Une autre valeur défendue dans les réformes économiques du pontife est la transparence, promue dans un environnement souvent considéré comme opaque. Le but affiché est de créer des «gardes fous» pour mettre fin à toute forme de clientélisme ou de fraude. Pour cela, le pape a aussi renforcé l’arsenal judiciaire du Vatican contre ce type d’abus. Le pape réforme par ailleurs en profondeur le fonctionnement de la Cité du Vatican et de son gouvernorat avec trois motu proprio qui mettent en place un véritable système d’appel d’offres pour les marchés publics.

Enfin, la réforme économique du Vatican se veut aussi une modernisation et une professionnalisation de l’appareil économique du Saint-Siège. Sont particulièrement notables l’adhésion du Saint-Siège à la Convention de Mérida en 2016 et la poursuite des inspections des équipes de l’autorité européenne anti-blanchiment Moneyval en 2020. Plusieurs motu proprio promulgués par le pape visent à répondre aux normes internationales que promeuvent ces entités. C’est le cas notamment des réformes en 2019 de l’Institut pour les œuvres de religion (IOR), la banque privée du Vatican, de l’AIF qui devient l’ASIF (Autorité de surveillance et d’information financière) en 2020, et du Bureau du réviseur général en 2023, dont l’autonomie et la mission sont renforcées.

L’affaire de l’immeuble de Londres

En 2019 éclate la plus importante affaire financière du pontificat de François, celle dite «de l’immeuble de Londres». Elle concerne de graves irrégularités observées dans le cadre d’un investissement immobilier de la secrétairerie d’État en 2014 qui a entraîné une lourde perte pour le Saint-Siège, estimée par la justice vaticane à une somme proche de 200 millions d’euros.

Avant même que la justice vaticane ait ouvert un procès, le pontife décide en 2020 de retirer à la secrétairerie d’État toutes ses prérogatives financières, revenant sur l’autonomie accordée en 2016. Le pape obtient aussi la démission du cardinal Becciu et rend possible sa convocation par le tribunal du Vatican en levant l’immunité judiciaire qui protégeait jusqu’alors les cardinaux.

Angelo Becciu est le premier cardinal à être condamné par un tribunal du Vatican | © Keystone

Le procès s’est ouvert en 2021 et a duré plus de deux ans.
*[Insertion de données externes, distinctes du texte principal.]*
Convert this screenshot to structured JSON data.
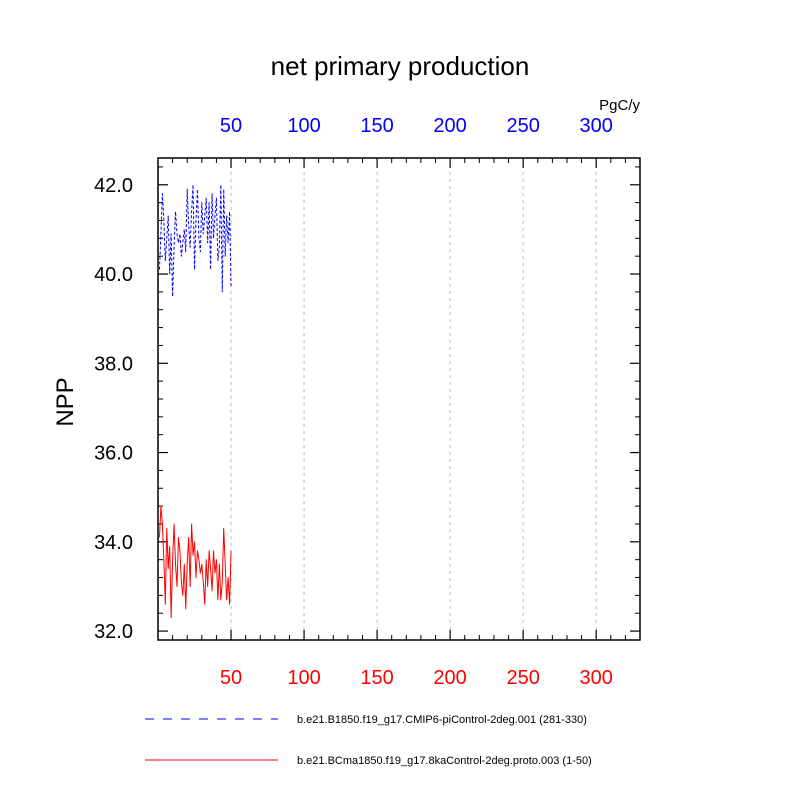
{
  "chart_data": {
    "type": "line",
    "title": "net primary production",
    "units_label": "PgC/y",
    "ylabel": "NPP",
    "xlim": [
      0,
      330
    ],
    "ylim": [
      31.8,
      42.6
    ],
    "x_ticks": [
      50,
      100,
      150,
      200,
      250,
      300
    ],
    "y_ticks": [
      32.0,
      34.0,
      36.0,
      38.0,
      40.0,
      42.0
    ],
    "y_tick_labels": [
      "32.0",
      "34.0",
      "36.0",
      "38.0",
      "40.0",
      "42.0"
    ],
    "top_axis_color": "#0000ff",
    "bottom_axis_color": "#ff0000",
    "grid": "vertical dashed",
    "series": [
      {
        "name": "b.e21.B1850.f19_g17.CMIP6-piControl-2deg.001 (281-330)",
        "color": "#0000ff",
        "style": "dashed",
        "x": [
          1,
          2,
          3,
          4,
          5,
          6,
          7,
          8,
          9,
          10,
          11,
          12,
          13,
          14,
          15,
          16,
          17,
          18,
          19,
          20,
          21,
          22,
          23,
          24,
          25,
          26,
          27,
          28,
          29,
          30,
          31,
          32,
          33,
          34,
          35,
          36,
          37,
          38,
          39,
          40,
          41,
          42,
          43,
          44,
          45,
          46,
          47,
          48,
          49,
          50
        ],
        "values": [
          40.1,
          40.9,
          41.8,
          41.2,
          40.3,
          40.8,
          41.3,
          40.0,
          40.9,
          39.5,
          40.6,
          41.4,
          40.9,
          40.7,
          40.9,
          40.4,
          40.7,
          41.0,
          40.5,
          41.9,
          41.1,
          40.6,
          41.4,
          42.0,
          40.1,
          41.2,
          41.9,
          40.8,
          40.5,
          41.6,
          40.9,
          41.3,
          41.7,
          40.7,
          41.6,
          40.1,
          41.8,
          40.8,
          41.3,
          41.7,
          40.3,
          40.6,
          42.0,
          39.6,
          41.9,
          40.4,
          41.3,
          40.7,
          41.4,
          39.7
        ]
      },
      {
        "name": "b.e21.BCma1850.f19_g17.8kaControl-2deg.proto.003 (1-50)",
        "color": "#ff0000",
        "style": "solid",
        "x": [
          1,
          2,
          3,
          4,
          5,
          6,
          7,
          8,
          9,
          10,
          11,
          12,
          13,
          14,
          15,
          16,
          17,
          18,
          19,
          20,
          21,
          22,
          23,
          24,
          25,
          26,
          27,
          28,
          29,
          30,
          31,
          32,
          33,
          34,
          35,
          36,
          37,
          38,
          39,
          40,
          41,
          42,
          43,
          44,
          45,
          46,
          47,
          48,
          49,
          50
        ],
        "values": [
          34.1,
          34.8,
          34.4,
          33.6,
          32.6,
          34.3,
          33.4,
          33.9,
          32.3,
          33.6,
          34.4,
          33.5,
          33.0,
          34.1,
          33.8,
          33.1,
          32.8,
          33.5,
          32.5,
          33.5,
          34.1,
          33.0,
          34.4,
          33.7,
          34.0,
          33.2,
          33.8,
          33.6,
          33.3,
          33.5,
          33.1,
          32.6,
          33.6,
          33.0,
          33.8,
          33.4,
          32.9,
          33.8,
          33.3,
          33.6,
          32.7,
          33.5,
          32.7,
          33.1,
          34.3,
          33.5,
          32.7,
          33.2,
          32.6,
          33.8
        ]
      }
    ]
  }
}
Plus que le rôle du seul cardinal Becciu, condamné à cinq ans et demi de prison en première instance en décembre dernier, ou des huit autres condamnés, cette procédure sans précédent aura permis de montrer les limites d’un système administratif souvent archaïque et qui tend à diluer la responsabilité et favoriser les irrégularités. Des limites qui ont finalement souvent été anticipées par le pape dans ses réformes des divers organismes impliqués.

«La réforme économique ne fait que commencer»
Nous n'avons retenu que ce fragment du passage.